MAI Creates a System that Will Reduce the Probability of Aircraft Crashes

19 June 2020

MAI Creates a System that Will Reduce the Probability of Aircraft Crashes
The main requirement for aircraft during its design and further operation is to ensure the reliability and safety of piloting by reducing the number of pilot errors.

The team of the "Flight Simulators and Aircraft-Pilot System" research laboratory of Moscow Aviation Institute is engaged in the solution of this problem under the supervision of Prof. Alexander Efremov, Head of the Department 106 "Dynamics and Flight Control of Manned Aircraft".

The result of scientific research was the work “A Way to Create a Methodology for Assessing the Risks of the Human Factor in the Emergency Situation when Piloting an Aircraft”, which was presented at the international youth “Gagarin Science Conference” by Tatyana Voronka, fourth-year student of the MAI School №1 "Aircraft Engineering".

The MAI laboratory analyzed information about 1,200 accidents involving passenger aircraft that occurred between 1980 and 2018, and identified patterns - the percentage of accidents related to pilot error is from 52% to 67% of the total. Most fatal accidents occur during descent and approach. This stage lasts about five minutes, but it was at that moment that the pilot was most actively involved in the control of the aircraft.



General information about the main causes of flight accidents, the factors that affect the occurrence of accidents, as well as the distribution and frequency of accidents at the stages of the flight (take-off, climb, cruising, descent, approach, landing, departure to the second round, parking) allowed to develop two methods for assessing the development of the emergency risk. The first assesses the risks associated solely with the error of the pilot when all aircraft systems are operating normally. In the second case, risks are assessed with a simultaneous failure of control systems and pilot error.

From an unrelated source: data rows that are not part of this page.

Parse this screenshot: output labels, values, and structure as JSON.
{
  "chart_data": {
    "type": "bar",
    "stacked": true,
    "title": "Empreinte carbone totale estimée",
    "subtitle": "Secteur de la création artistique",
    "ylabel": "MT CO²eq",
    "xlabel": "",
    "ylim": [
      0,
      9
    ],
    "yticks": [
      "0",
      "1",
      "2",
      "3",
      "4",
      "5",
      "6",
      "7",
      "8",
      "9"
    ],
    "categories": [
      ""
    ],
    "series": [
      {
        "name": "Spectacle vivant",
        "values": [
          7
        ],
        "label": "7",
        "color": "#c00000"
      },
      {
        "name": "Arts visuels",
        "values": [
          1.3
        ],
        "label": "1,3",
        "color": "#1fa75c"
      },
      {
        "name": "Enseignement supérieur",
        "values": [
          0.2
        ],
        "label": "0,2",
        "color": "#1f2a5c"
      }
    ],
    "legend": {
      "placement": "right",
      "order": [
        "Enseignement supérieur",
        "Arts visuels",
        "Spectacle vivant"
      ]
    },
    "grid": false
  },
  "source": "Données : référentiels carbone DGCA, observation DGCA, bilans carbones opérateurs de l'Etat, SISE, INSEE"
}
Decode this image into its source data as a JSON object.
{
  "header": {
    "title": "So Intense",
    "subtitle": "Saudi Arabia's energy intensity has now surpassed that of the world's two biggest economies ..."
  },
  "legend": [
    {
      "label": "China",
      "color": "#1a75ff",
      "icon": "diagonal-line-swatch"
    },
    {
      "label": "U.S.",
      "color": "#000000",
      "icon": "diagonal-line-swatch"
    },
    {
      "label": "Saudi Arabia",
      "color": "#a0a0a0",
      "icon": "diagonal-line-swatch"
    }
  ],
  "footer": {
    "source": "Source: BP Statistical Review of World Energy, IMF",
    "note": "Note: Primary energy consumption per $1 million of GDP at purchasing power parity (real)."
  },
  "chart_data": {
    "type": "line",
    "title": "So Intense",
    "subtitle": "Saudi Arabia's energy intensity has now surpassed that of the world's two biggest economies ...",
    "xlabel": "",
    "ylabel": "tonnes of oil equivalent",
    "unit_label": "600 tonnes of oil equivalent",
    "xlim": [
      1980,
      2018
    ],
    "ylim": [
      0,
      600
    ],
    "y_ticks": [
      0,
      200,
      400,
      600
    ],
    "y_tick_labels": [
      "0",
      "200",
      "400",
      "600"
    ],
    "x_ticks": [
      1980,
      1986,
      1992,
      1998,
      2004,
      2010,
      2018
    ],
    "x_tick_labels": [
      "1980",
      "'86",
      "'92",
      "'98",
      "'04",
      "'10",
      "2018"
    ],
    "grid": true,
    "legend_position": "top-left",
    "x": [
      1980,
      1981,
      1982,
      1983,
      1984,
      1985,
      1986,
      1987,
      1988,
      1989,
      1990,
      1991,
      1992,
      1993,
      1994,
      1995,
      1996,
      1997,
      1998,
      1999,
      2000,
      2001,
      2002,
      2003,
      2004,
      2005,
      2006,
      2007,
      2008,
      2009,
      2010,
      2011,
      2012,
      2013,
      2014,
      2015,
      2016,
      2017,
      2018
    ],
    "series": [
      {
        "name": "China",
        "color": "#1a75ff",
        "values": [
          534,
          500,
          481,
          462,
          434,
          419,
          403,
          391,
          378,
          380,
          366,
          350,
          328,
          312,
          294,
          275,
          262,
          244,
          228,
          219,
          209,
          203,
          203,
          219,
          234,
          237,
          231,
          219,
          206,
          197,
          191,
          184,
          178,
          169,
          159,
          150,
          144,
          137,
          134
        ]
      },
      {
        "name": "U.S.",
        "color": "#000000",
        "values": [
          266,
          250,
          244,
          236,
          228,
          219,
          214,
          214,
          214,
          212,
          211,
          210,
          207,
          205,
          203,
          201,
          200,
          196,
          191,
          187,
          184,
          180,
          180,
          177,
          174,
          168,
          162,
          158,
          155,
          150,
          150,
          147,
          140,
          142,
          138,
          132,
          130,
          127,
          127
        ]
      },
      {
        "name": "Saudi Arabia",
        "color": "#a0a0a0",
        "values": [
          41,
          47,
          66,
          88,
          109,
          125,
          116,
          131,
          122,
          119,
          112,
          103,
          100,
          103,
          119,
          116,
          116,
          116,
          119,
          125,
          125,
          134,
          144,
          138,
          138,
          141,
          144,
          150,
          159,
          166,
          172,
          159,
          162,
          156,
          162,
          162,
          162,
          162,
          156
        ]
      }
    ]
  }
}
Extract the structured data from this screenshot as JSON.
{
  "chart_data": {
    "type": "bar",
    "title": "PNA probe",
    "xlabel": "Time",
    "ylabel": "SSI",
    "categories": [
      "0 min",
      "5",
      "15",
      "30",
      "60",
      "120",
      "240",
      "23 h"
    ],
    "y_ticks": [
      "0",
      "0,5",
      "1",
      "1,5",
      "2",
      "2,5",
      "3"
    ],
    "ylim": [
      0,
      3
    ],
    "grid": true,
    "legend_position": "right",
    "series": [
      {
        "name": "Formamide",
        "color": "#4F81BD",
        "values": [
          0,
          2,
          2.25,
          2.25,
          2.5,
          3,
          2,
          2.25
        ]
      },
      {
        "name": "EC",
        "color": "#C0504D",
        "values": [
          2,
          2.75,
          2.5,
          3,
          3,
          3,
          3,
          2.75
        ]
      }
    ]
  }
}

The methodology is based on the relationship between the probability of an emergency and the average pilot's assessment, identified during experiments at the Alferievo airfield of Moscow Aviation Institute. For this, a special Cooper-Harper Pilot Rating scale was used.



It is believed that in order to improve flight safety, it is necessary to exclude the pilot from active control of the aircraft as much as possible - to turn him into an observer who controls automation. This will reduce the percentage of errors caused by the human factor. However, over the past 25 years, when highly automated passenger aircraft were commissioned, the number of accidents caused by pilot errors has decreased, but the number of accidents caused by automation failures has increased. In addition, the number of accidents caused by the deterioration in the interaction of the pilot with the aircraft increased. That is, the autopilot and the exclusion of the pilot from the flight control loop do not solve the problem of improving flight safety.

Even when flying normally, the pilot is extremely overloaded with information. And the main problem is that in case of automation failure or a failure in the control system, the pilot needs from 4 to 6 seconds to adapt to an emergency situation. Every second of delay can aggravate the development of an emergency. Moreover, the need for manual piloting enhances the stressful situation, which can provoke a decrease in control accuracy and the occurrence of irreversible consequences.

MAI scientists have developed a promising information display system, which under normal conditions increases the accuracy of piloting and reduces the pilot's workload. And if an emergency occurs, the system will provide quick adaptation of the pilot and compensate the loss of piloting accuracy. In order to help the pilot fly the plane, a display is projected onto the windshield that displays the aircraft's trajectory in the form of a three-dimensional corridor with a forecast window. This allows the pilot to see in advance the state of the aircraft, which it will have after some time. The forecast screen also helps to avoid spatial disorientation of the pilot.